Most of the debate about the environmental merits of biofuel use has been based on lifecycle analysis
(LCA). Also known as life-cycle assessment, carbon footprint analysis, "cradle-to-grave" analysis, or (in the case of motor fuels) "well-to-wheels" analysis, LCA is a method for adding up all of the impacts of interest associated with a product. It includes the effects of producing a product and its component materials, associated shipping and packaging effects (as relevant), the use of the product and any related disposal effects. For assessing climatic impacts, LCA tallies the greenhouse gas (GHG) emissions associated with the production, use and disposal of the product. When the product is a motor fuel, the numerical result of such LCA modeling is called the fuel's "carbon intensity," as calculated for California's Low-Carbon Fuel Standard (LCFS), for example.
|A cornfield does not absorb CO2 from the atmosphere |
any more quickly when it is used to make ethanol than
when it is grown for food or feed. This basic fact of
carbon mass balance is ignored by the lifecycle studies
that claim climate benefits for biofuels.

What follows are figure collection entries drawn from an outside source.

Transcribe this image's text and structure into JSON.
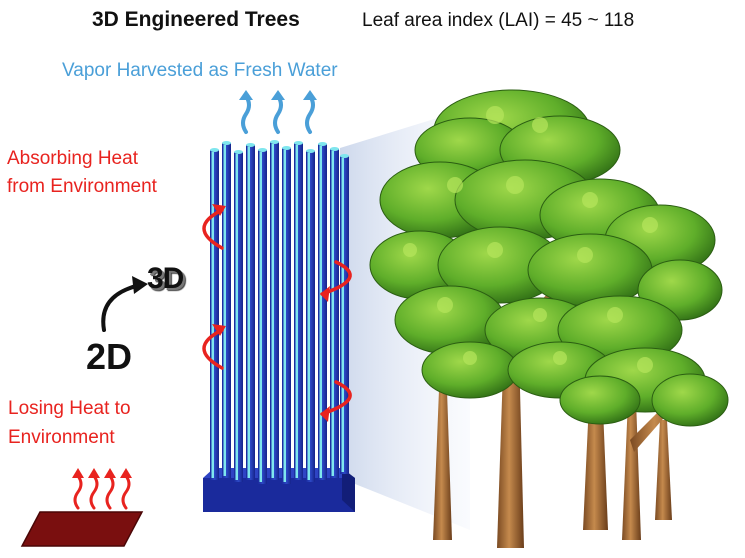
{
  "header": {
    "title": "3D Engineered Trees",
    "subtitle": "Leaf area index (LAI) = 45 ~ 118"
  },
  "labels": {
    "vapor": "Vapor Harvested as Fresh Water",
    "absorbing_line1": "Absorbing Heat",
    "absorbing_line2": "from Environment",
    "losing_line1": "Losing Heat to",
    "losing_line2": "Environment",
    "dim_3d": "3D",
    "dim_2d": "2D"
  },
  "colors": {
    "text": "#111111",
    "heat_red": "#e8231f",
    "vapor_blue": "#4a9fd8",
    "column_blue": "#1e2fa8",
    "rod_cyan": "#7fe6ee",
    "base_navy": "#1a2a9c",
    "flat_sheet": "#7a0f0f",
    "foliage": "#5fae2a",
    "trunk": "#b0773f"
  },
  "icons": [
    "vapor-arrow-icon",
    "heat-arrow-icon",
    "curved-arrow-icon",
    "tree-icon"
  ]
}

The question, "how does the overall emissions impact of using a biofuel such as ethanol compare to that of a fossil fuel such as gasoline?" seems straightforward, and sounds like something that LCA can answer. However, that question is actually ill-posed scientifically speaking. In other words, when one looks carefully at what actually happens when a given biofuel substitutes for a fossil fuel, it turns out that LCA cannot give a straightforward, unambiguous answer. Properly qualified, the answer will always be, "it depends." And it doesn't just depend on the particular fuel and how it is produced; it also depends on the design of the LCA model and the assumptions it invokes.